Small Harbor Publishing, 100 pp, December 20, 2023
With confessional lyricism, exactness, and rigor, MT Vallarta’s 2022 Laureate Prize-winning poetry collection, What You Refuse to Remember, attunes us to the worlds that are in the small moments in time that rest at the limits of memory and apprehension. These small moments, which we often recognize as slowness, delay, and other textures and sensations of chronicity, are often imagined as too “minor” to warrant intrigue, despite also being sites of slow death (to borrow from Lauren Berlant) marked by small quotidian violences. These ordinary violences, which include processes related to perpetual global ecological degradation, also include the mundane and ongoing regimes of duress that come with existing outside ableist white supremacist colonialist cishetero- and homonormative scripts of embodiment minoritized subjects must endure every day. But as Vallarta reveals through their collection’s examinations of gender, sexuality, colonialism, diaspora, and dis/ability, sitting with these “minor” temporal experiences reveal the knowledges that emerge through queer, trans, and crip of color inhabitations of the world. Queer, trans, and crip of color embodiments break down the clear and orderly organizations of hegemonic (which is to say, colonial white supremacist and global capitalist) imaginings of time.
The collection establishes its critique of white supremacist, cisheteropatriarchal temporality in pieces like “Ten Confessions.” The second poem in the collection, this piece consists of a series of ten confessions, with each one comprising its own stanza. The sixth confession reads
Everyone comments on how well I am healing but I associate well
with too fast and I associate fast with ending so I sob alone on Sunday
nights and call my best friend and tell him how I wish we were all just
books––just paper and spine––and so I watch scary movies alone and
laugh and laugh as Kiernan Shipka croaks ‘hail Satan’ before being
shot (16).
Virtuosic line breaks (standouts include “I wish we were all just / books” and “Kiernan Shipka croaks ‘hail Satan’ before being / shot”) demonstrate Vallarta’s subtle wit. The casual tone and single-sentence structure, meanwhile, imbue the above stanza with the intimacy of a 3AM talk with a bestie illuminated by the glow of bedroom light. Moreover, this confession reveals feeling “well” and “healing” as specific experiences of time that are connected to capitalistic––which is also to say, normative colonialist white supremacist––demands for efficiency. The prioritization of speed above all else erases the potentialities of “minor” experiences, sensations of time marked by fragility and unwellness. While these experiences of fragility and vulnerability are painful, Vallarta illustrates the fresh wound as another way of being open to the world. The above stanza from “Ten Confessions” asks us to pay attention to the tiny realities of living in the wake of harm and trauma, realities that get obfuscated when we adhere to overly simplistic narratives of “feeling better.” The other poems in the collection pick up on this work by richly and compellingly revealing how western ideologies of “wellness” are inextricably tied to settler colonial formations. Subaltern subjects, within this understanding, can never truly be “well.”

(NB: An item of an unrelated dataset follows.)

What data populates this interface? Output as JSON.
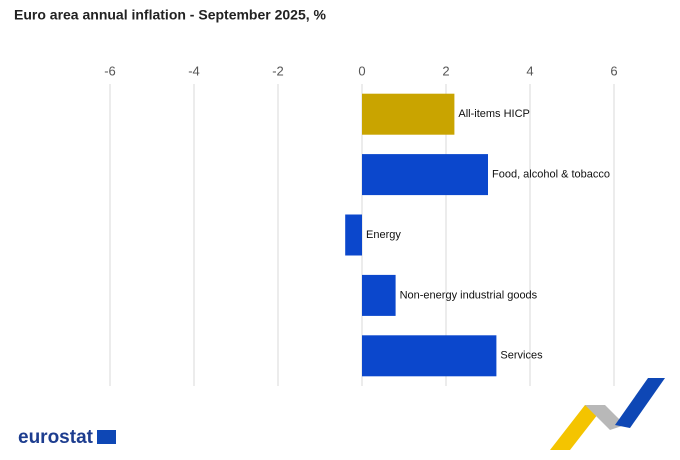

“The Filipino diaspora is a transpacific current of chronic sickness” reads one of the most chilling and earth-shattering moments in the entire collection, a single-line lecture whose insight and truth are so obliterating that it has to inhabit a blank white page all by itself (33). The line is part of the prose poem, “A Gesture Toward,” a standout piece which reveals how, for those of us who inhabit chronically ill racialized-gendered-sexualized embodiments, colonial violence is what makes and keeps us sick. Colonial violence is what dooms us to live as “half-animal[s], half-corpse[s]/ waiting to be masticated,” i.e., Filipinx, short of breath and in bed (59). The word, “chronic,” for Vallarta, signals the simultaneous, inextricable chronicities, as encapsulated in their usage of the phrase, “chronic empire,” to describe the ongoing disabling and debilitating death/work of colonialism and imperialism. Colonial harm, in fact, renders queer, trans, disabled, and racialized bodies incurably ill, both through its impossible standards of wellness and through its everyday practices of violence.
Vallarta’s What You Refuse to Remember is a text that interrogates the intrinsic compulsory able-bodiedness rooted in colonial racial capitalist organizations of time––experiences of time that work to exclude the chronicities of queer, trans, and crip-of-color life. The collection demonstrates how time imprints itself on the materiality of a self, how time weighs upon the body and renders us perpetually sick in order to reveal minoritarian Otherness as a temporal state and, perhaps most mic-droppingly, a chronic ailment in and of itself.